Maybe it is, given that the classical AI definition is so broad, it can mean almost anything. But for me, there's a fundamental difference between something that "tries to be intelligent" and something that "tries to appear to be intelligent".

That is why I prefer to call them "bots" or "computers" - just to separate them from a shifting mess of definitions of what "AI" actually means. It reminds me of "Destination Void" by Frank Herbert, where the main characters were trying to build artificial consciousness and were struggling to define what it actually means.

stephantul 5 hours ago | parent | prev [-]

Thanks for introducing me to the article! I’ve experienced this myself but didn’t know it had a name.

singpolyma3 6 hours ago | parent | prev | next [-]

Does the project allow AI?

tremon 6 hours ago | parent [-]

Old-skool AI, aka cpu opponent.

9dev 7 hours ago | parent | prev [-]

Pitching in on this with a tangent - how good are LLMs with RTS games these days? As someone without friends into that genre, it’d be pretty cool to play eg. AoE II against a capable computer that play like a real human…

clates 6 hours ago | parent | next [-]

Depends on what you mean, LLMs can probably _make_ pretty good AIs. It'll have all the AI scripts in the base game, including the three iterations (base, FE, DE) all the user generated ones ( including barbarian ) and then able to consume the language schema.
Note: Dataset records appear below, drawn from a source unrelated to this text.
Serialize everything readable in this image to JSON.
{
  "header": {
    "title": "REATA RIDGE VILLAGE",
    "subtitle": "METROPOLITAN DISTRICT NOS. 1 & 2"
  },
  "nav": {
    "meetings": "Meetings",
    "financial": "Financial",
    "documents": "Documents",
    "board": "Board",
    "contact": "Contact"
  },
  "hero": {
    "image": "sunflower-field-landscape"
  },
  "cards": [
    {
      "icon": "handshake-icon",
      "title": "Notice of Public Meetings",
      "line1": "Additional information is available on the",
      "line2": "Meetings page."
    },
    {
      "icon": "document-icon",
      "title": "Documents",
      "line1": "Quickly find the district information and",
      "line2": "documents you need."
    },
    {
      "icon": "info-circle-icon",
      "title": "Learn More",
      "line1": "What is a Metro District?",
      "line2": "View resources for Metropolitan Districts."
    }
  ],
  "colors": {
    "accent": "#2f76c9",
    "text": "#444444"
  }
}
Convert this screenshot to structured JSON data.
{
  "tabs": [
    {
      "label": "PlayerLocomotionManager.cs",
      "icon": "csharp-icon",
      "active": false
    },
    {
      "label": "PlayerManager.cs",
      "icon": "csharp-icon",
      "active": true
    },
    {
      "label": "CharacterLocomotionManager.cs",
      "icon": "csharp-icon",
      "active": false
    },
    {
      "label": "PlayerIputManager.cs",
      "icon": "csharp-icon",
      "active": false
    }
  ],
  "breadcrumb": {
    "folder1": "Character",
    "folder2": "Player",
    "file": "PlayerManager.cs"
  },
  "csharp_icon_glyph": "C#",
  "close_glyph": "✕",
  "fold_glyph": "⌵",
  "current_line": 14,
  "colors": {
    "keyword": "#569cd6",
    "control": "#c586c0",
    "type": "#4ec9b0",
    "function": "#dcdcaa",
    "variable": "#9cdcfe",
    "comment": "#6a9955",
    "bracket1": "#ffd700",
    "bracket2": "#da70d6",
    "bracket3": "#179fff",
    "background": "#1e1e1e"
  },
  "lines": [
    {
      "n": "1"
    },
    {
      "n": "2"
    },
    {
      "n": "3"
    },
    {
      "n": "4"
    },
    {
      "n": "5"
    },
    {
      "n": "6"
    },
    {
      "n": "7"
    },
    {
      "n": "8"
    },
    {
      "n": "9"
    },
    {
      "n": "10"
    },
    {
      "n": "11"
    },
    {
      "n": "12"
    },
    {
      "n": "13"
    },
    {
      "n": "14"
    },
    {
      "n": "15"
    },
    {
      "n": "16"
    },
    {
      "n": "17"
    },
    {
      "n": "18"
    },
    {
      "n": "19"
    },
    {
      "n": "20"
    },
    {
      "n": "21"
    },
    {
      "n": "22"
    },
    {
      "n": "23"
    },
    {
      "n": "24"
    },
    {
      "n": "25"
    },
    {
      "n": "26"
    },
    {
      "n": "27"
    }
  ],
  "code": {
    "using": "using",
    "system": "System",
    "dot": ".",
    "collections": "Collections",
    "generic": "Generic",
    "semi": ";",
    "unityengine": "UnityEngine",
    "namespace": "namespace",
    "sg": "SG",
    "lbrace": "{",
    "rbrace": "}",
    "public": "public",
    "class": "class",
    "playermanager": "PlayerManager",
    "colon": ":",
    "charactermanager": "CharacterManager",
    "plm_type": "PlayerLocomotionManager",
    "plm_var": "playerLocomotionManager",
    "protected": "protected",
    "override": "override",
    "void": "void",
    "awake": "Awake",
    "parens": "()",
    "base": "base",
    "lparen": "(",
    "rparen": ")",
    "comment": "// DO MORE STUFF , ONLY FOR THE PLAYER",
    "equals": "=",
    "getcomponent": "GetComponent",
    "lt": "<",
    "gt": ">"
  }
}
Rig up a baby model that takes the matchup during loading and hot swaps one of your pregenerated AI scripts.

If you meant _playing_ raw based on LLM input - that's probably the wrong tool for the job. The latency for you to react to a mango shot is faster than a billion tok/s lol

yard2010 4 hours ago | parent | prev | next [-]

Instead of driving the agent with an llm, it might work to use the agent to hard code heuristics, and use some kind of a simulation to benchmark its skills? Then feeding the results back to the agent so it can improve the heuristics?

HeavyStorm 6 hours ago | parent | prev [-]

It's improving but sota models are now too slow for a real time game. Training a specialized neural network would be more effecient.